Ieri, al Senato, la fiducia è passata con 95 sì e 38 no, perché il resto dei partiti, in particolare quelli di centrodestra, sono usciti dall’aula. Oggi alle 9 il premier si presenterà a Montecitorio, dove i numeri in suo favore potrebbero essere ancora più rassicuranti, considerato che la fronda grillina anti-Conte è ancora più consistente che a Palazzo Madama. Ma nonostante questo, subito dopo, rassegnerà le dimissioni nelle mani del Capo dello Stato e si aprirà formalmente una crisi al buio.
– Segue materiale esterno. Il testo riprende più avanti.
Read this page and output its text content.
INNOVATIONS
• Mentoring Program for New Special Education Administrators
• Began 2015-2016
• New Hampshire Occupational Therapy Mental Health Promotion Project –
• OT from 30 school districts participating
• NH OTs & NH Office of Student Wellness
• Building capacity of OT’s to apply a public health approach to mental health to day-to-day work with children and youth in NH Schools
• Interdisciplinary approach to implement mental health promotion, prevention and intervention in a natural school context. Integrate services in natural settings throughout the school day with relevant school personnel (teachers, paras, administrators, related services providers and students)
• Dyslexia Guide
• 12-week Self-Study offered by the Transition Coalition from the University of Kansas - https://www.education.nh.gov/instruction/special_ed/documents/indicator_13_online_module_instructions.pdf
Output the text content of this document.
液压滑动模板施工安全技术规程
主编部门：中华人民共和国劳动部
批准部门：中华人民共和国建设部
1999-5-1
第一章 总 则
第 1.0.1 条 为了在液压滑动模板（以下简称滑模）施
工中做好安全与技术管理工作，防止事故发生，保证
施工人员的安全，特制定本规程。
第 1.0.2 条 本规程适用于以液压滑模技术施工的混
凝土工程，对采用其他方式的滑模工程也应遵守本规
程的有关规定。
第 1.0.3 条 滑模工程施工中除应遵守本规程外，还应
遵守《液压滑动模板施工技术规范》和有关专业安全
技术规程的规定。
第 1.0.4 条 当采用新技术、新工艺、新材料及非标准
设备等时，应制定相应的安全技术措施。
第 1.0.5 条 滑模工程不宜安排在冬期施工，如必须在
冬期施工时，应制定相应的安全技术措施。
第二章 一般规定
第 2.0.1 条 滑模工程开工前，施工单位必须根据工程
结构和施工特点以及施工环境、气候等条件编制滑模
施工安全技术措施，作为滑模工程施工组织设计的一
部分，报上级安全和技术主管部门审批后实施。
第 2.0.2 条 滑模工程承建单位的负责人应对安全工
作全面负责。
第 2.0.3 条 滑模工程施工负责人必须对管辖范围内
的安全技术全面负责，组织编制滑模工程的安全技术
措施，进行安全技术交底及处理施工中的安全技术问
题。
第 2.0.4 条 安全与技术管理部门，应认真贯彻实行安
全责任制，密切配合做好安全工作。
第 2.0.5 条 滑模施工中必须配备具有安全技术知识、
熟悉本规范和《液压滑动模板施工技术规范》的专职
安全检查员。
Con le ossa rotte escono quasi tutti i partiti, tranne Fratelli d’Italia. Il Pd ha difeso Draghi fino alla fine e ora sa che dalle probabili urne anticipate uscirà fortemente ridimensionato, anche perché non potrà fare alleanze con i Cinque Stelle. Questi ultimi riacquistano dignità politica e ricompattano la base barricadera, ma sono percorsi da fibrillazioni interne perché molti governisti non si rassegnano all’idea di tornare a casa anzitempo. Dentro Forza Italia è scoppiata la faida tra l’ala filo-leghista di Licia Ronzulli e quella filo-draghiana di Maristella Gelmini. Quest’ultima ieri ha annunciato di aver lasciato il partito ed è assai probabile che gli altri due ministri forzisti, Mara Carfagna e Renato Brunetta, la seguiranno. Ma per andare dove? Soprattutto se si voterà a ottobre, i centristi filo-draghiani non avranno la possibilità né il tempo di costituire un raggruppamento centrista con Renzi, Calenda, Mastella, Brugnaro, Toti, Di Maio. Si tratta di generali senza truppe che non brillano di luce propria. E con questo sistema elettorale, che non ci sarebbe tempo di cambiare in caso di elezioni in autunno, andrebbero incontro all’estinzione.
Il centrodestra unito non avrebbe rivali nella rincorsa alla vittoria alle prossime politiche, ma al momento è tutt’altro che unito. Anche nella Lega serpeggiano malumori per lo strappo di Salvini. I governatori come quello friulano, Massimiliano Fedriga, avrebbero preferito la prosecuzione dell’esperienza Draghi.
Non è ancora detta, quindi, l’ultima parola. Esistono pochissime possibilità che la legislatura arrivi alla fine con un Draghi-bis (senza 5 Stelle e con chi ci sta) o con un governo di transizione che faccia la legge di bilancio in autunno e metta in sicurezza (si fa per dire) i progetti del Pnrr, per poi portare il Paese ai seggi a inizio marzo 2023. L’altissimo livello di conflittualità interno alle forze politiche sembra aprire la strada a un rapido ritorno alle urne. D’altronde, come ha detto ieri Giorgia Meloni, in questa legislatura il Parlamento è stato praticamente esautorato, prima con Conte, ora con Draghi, che di fatto ieri ha preteso pieni poteri, sostenendo che glielo hanno chiesto gli italiani. «Ma in una democrazia – ha detto la Meloni – la volontà popolare si esprime solo con il voto, non sulle piattaforme grilline o con gli appelli del Pd. Sono le autocrazie che rivendicano di rappresentare il popolo senza bisogno di far votare i cittadini, non le democrazie occidentali. Fratelli d’Italia non intende assecondare questa pericolosa deriva. Decidano gli italiani del proprio futuro, non questo Parlamento delegittimato e impaurito. Elezioni subito».
A meno di colpi di scena, bisognerà prendere atto che le cose stanno andando proprio come aveva previsto la leader di Fratelli d’Italia.